Musaga Market was relatively new and well built.

==Events and issues==

In 2016 seven markets in Bujumbura were closed so they could be rehabilitated with funding from the European Union.
Traders were given a deadline of 18 January 2016 to vacate their stalls.
Temporary sites were allocated for the markets.
Kinama Market was given the Kinama zone football field, Ngagara Market had the Methodist Church field, Musaga Market had the SOCARTI field, Kinindo Market had the Kibenga field and Ruziba Market was relocated to a place called Kigobe beside the Mugere River.
Some traders moved to the temporary markets, and others to different markets that remained open.

A report in January 2016 said the old Musaga Market had been closed, but rehabilitation had not started.
The temporary replacement market in Musaga zone had mostly wooden stalls, with some built on the fences of houses on a road near the market.

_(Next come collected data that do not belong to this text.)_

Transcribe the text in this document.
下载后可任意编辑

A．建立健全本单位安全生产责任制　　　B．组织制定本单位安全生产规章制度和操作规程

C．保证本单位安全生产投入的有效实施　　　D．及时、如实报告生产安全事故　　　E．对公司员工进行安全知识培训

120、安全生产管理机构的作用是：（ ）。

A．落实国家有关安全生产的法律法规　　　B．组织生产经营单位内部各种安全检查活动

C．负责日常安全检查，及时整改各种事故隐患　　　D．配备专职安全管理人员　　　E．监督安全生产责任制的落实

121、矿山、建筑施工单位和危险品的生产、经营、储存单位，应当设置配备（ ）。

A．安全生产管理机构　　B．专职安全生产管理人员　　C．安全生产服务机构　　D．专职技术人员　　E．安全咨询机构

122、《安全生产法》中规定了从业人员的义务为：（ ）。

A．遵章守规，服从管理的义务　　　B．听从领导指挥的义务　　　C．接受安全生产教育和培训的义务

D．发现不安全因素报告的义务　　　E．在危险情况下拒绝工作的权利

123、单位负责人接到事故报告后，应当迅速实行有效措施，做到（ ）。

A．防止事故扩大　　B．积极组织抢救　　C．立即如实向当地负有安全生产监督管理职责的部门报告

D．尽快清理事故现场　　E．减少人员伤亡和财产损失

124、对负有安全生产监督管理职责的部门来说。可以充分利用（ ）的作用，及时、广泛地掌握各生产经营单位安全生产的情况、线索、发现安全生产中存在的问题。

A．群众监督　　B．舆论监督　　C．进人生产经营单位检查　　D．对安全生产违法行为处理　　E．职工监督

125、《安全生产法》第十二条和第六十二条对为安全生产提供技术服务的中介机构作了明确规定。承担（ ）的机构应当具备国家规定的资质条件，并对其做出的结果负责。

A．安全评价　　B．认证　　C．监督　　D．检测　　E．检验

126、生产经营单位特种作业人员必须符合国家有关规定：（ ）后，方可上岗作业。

There was no water and no latrines, and men were relieving themselves on the fence of the Kinanira primary school.

The Musaga Market reopened after renovations on 27 June 2018.
The market had been closed for over two years.
It was the first of seven to reopen after renovations.
Traders complained about the high prices demanded by the construction company for the stands.
Some claimed that people with ties to that company had received stands at low prices and were reselling them at an exorbitant mark-up.
In theory, state property cannot be sold or rented.

Traders also complained that the 1 by 1 m stands were narrower than before, which had been necessary to make room for new infrastructure.
The small spaces created problems for wholesale traders, who could not fit their goods into them.
Improvements included a 5 m shed with water, latrines, administrative offices and a garbage storage space.
There was also fire protection equipment, a jail and an infirmary.

In July 2018 28 tailors at the market complained that there were no lights in their shed.
They recognized that installing electricity would be expensive, but the market commissioner had promised to instal new transparent sheets to let light in.
They were also complaints about the placement of stands, in which clothing stands were next to food stalls.